横浜線沿線散歩公園探訪
八王子市堀之内
平山城址公園
April 2000
平山城址公園
京王線の平山城址公園駅から日野市平山の街を通り抜けて南へと辿り、尾根を登ると都立平山城址公園へと至る。公園の名を冠した京王線の駅も「平山」の街も日野市にあることからこの公園も日野市であるように思われることが多いようだが、所在地は八王子市の堀之内になる。平山の辺りは今から800年ほど前、源平一ノ谷合戦で熊谷直實と武勇を競った源氏方の侍大将平山武者所季重の居住地であったという。その苑地を公園として整備したのだと、公園内の「平山城址公園の由来」という案内板に説明がある。

平山城址公園
公園と言ってもそのほとんどを占めるのはクヌギやコナラを中心にした雑木林の丘陵の斜面で、園内の高低差は30メートルほどあるらしい。園全体が南斜面であるため、少々寒い季節に訪れても日溜まりとなって暖かい。入口から南側へと散策路を降りてゆくと湧水を集めた池もあるので、訪れた際には一回りしてみたい。「山道」としか思えないような小道もあるが、それはそれで山歩きの好きな人にとっては楽しめるものだろう。

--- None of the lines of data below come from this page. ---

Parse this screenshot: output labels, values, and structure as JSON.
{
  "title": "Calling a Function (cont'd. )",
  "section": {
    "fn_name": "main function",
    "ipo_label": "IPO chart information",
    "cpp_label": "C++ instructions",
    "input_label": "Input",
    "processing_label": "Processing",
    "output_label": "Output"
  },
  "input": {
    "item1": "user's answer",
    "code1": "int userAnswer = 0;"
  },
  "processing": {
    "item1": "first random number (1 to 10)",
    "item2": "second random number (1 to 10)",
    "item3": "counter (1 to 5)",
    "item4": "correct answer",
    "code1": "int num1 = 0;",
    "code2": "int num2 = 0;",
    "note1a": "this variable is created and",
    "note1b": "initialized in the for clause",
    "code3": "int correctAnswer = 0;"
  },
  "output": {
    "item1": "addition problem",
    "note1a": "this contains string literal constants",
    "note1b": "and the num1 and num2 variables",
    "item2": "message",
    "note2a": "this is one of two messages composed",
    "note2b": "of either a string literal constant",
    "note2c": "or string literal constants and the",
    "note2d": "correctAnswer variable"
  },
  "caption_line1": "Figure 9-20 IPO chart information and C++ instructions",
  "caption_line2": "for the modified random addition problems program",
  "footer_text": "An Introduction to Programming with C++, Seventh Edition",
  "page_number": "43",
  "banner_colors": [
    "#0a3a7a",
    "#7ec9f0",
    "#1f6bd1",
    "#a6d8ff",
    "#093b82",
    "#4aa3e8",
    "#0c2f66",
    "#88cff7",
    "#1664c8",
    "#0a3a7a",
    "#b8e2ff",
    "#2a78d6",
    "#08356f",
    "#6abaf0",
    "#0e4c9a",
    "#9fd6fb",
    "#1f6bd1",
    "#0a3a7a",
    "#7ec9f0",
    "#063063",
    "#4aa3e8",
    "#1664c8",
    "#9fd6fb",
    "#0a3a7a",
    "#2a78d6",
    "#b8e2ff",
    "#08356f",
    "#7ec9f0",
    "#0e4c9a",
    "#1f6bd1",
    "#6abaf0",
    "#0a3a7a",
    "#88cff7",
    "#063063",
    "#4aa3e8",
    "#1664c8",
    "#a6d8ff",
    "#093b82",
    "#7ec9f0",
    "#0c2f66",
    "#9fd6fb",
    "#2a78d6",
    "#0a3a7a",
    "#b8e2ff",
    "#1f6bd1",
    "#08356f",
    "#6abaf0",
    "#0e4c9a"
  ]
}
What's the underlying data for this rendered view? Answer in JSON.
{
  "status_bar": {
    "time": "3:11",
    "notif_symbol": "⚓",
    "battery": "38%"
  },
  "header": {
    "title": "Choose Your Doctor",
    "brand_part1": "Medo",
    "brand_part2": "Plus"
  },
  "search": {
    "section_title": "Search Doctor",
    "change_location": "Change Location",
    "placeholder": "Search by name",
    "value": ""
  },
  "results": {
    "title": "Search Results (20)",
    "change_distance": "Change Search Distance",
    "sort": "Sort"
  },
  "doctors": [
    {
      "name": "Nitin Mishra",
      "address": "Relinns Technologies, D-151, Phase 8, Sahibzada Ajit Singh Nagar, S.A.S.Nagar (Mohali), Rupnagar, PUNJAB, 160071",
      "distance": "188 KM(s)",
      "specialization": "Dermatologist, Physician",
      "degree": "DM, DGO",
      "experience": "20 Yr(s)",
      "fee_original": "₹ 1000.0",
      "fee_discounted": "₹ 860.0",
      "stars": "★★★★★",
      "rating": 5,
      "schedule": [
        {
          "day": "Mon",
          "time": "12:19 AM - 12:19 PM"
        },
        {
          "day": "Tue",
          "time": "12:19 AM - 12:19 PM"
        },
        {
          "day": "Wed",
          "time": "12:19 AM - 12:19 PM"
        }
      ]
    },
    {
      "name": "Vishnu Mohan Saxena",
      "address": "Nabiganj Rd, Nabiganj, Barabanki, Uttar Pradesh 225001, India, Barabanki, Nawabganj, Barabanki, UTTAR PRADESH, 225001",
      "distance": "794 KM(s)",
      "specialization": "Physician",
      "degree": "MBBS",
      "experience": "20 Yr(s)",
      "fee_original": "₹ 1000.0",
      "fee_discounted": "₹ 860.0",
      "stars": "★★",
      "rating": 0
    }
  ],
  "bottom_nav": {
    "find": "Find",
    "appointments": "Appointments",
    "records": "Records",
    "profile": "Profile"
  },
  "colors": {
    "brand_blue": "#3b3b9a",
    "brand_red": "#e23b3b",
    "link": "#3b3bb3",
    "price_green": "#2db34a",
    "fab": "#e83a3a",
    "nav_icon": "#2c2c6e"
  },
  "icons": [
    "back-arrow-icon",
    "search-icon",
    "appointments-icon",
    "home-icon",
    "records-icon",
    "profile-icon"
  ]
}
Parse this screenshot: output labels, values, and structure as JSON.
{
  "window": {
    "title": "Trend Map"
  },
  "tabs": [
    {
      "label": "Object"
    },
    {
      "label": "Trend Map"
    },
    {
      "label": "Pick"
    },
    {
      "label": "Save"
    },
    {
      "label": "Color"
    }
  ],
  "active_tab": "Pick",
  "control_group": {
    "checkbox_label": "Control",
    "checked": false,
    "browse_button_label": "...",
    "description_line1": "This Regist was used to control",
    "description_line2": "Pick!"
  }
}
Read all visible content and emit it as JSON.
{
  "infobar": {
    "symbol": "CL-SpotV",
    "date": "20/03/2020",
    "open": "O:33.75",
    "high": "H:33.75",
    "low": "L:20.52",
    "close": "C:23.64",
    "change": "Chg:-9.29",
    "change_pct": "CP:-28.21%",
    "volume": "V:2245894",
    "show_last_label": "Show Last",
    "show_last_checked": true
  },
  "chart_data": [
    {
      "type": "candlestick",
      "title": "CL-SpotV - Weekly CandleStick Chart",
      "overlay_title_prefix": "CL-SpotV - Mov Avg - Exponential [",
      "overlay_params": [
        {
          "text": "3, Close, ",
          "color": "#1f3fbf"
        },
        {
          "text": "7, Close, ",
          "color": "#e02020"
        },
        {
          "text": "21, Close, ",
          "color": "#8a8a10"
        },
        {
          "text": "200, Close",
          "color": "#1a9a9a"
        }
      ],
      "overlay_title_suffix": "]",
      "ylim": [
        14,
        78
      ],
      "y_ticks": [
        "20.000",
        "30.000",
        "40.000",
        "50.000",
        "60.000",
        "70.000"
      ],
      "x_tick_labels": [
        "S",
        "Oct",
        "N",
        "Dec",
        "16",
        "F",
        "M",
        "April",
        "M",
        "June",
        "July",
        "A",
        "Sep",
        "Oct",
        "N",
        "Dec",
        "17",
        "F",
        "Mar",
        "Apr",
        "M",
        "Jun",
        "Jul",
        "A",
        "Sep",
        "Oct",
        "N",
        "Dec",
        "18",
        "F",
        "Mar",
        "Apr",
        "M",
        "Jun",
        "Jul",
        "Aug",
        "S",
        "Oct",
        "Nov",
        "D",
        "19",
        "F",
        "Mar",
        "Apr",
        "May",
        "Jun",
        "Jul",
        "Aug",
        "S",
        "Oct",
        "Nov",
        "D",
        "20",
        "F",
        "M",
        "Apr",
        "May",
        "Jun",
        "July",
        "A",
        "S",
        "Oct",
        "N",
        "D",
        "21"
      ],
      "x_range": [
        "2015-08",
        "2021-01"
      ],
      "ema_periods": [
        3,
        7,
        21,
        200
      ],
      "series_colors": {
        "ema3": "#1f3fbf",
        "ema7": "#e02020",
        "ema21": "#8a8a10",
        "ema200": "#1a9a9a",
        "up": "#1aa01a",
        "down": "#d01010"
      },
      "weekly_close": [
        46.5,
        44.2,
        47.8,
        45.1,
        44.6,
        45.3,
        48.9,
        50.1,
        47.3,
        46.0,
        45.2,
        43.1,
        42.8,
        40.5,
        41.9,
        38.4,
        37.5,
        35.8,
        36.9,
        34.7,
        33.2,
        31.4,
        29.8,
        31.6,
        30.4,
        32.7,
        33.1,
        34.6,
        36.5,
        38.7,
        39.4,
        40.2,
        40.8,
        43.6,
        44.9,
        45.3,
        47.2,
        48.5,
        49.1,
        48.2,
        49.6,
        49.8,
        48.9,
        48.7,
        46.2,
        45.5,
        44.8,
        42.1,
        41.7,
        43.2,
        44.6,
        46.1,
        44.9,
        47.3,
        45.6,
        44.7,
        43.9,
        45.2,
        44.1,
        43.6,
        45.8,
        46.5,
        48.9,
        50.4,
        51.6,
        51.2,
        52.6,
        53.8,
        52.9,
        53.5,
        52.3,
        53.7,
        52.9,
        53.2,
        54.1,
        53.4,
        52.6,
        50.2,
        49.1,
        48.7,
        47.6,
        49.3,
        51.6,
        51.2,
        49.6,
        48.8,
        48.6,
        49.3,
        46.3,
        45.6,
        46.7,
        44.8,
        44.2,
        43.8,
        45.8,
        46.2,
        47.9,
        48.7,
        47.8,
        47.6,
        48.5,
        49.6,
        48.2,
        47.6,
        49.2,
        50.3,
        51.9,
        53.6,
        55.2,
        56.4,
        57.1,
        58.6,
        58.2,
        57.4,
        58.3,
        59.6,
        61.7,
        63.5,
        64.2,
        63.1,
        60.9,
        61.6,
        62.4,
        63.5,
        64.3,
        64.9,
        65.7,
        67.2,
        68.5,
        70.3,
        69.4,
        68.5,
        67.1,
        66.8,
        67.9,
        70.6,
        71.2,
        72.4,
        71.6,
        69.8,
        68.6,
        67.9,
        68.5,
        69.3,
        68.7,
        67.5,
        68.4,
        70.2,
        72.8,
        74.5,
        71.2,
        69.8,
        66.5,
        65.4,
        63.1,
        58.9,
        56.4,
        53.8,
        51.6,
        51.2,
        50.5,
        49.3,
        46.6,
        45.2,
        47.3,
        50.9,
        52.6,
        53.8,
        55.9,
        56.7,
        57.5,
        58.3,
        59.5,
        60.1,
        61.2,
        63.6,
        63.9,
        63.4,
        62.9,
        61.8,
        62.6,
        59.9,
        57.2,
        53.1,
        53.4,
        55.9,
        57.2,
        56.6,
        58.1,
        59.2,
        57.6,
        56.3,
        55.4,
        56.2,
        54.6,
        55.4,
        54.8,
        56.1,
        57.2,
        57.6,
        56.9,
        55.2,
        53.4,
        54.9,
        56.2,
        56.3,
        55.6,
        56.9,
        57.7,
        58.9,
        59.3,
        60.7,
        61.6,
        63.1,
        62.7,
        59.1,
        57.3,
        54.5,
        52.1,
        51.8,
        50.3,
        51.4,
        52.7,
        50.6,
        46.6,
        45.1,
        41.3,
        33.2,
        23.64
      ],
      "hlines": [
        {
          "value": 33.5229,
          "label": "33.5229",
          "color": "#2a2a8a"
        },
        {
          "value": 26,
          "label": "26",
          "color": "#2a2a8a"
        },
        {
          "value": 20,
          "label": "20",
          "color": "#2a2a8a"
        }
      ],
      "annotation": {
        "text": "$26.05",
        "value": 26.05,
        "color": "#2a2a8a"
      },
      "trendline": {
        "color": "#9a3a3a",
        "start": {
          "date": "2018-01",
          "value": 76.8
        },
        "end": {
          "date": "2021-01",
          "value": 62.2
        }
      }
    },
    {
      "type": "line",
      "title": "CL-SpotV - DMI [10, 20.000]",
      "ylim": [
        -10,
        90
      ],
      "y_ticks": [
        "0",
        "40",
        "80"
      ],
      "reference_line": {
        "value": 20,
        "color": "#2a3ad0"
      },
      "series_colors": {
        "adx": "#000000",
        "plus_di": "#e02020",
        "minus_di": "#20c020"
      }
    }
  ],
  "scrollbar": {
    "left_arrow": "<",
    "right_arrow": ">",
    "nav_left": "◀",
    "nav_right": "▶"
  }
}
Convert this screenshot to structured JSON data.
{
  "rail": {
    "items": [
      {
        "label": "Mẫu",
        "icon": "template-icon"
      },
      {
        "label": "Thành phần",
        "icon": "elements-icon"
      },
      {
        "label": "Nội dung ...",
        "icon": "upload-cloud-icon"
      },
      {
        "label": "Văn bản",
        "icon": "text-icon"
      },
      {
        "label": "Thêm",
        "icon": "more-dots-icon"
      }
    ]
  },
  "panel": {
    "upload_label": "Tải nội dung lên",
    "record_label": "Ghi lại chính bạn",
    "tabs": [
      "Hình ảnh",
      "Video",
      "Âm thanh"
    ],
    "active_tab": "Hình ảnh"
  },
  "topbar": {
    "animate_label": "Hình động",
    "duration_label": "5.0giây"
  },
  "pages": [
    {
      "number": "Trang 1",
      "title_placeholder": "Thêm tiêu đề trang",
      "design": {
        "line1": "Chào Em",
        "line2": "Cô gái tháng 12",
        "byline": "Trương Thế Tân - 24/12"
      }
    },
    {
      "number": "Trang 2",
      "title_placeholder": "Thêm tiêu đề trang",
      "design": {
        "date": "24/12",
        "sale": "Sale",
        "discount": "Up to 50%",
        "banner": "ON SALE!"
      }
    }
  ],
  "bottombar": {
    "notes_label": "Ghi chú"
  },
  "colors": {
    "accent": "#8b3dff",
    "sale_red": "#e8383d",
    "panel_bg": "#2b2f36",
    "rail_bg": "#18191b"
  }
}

入口から尾根伝いに西へ向かうと六国台の展望所がある。ベンチなども設えてあり、一休みしたりお弁当を広げたりするのに良いだろう。この展望所の付近、尾根伝いの散策路は北側への眺望が開けていて爽快だ。公園入口のあたりや六国台のあたりには桜も多く、また雑木林の中にも山桜が点在しており、春は花見の名所としても知られている。

公園入り口近くの道脇に二、三台は車を停められなくはないが、公園の駐車場としては用意されていないので基本的に車で来るべきではない。京王線の平山城址公園駅から歩いてくるのが正当なルートだと言えるが、ただしかなりの坂道を登ることになる。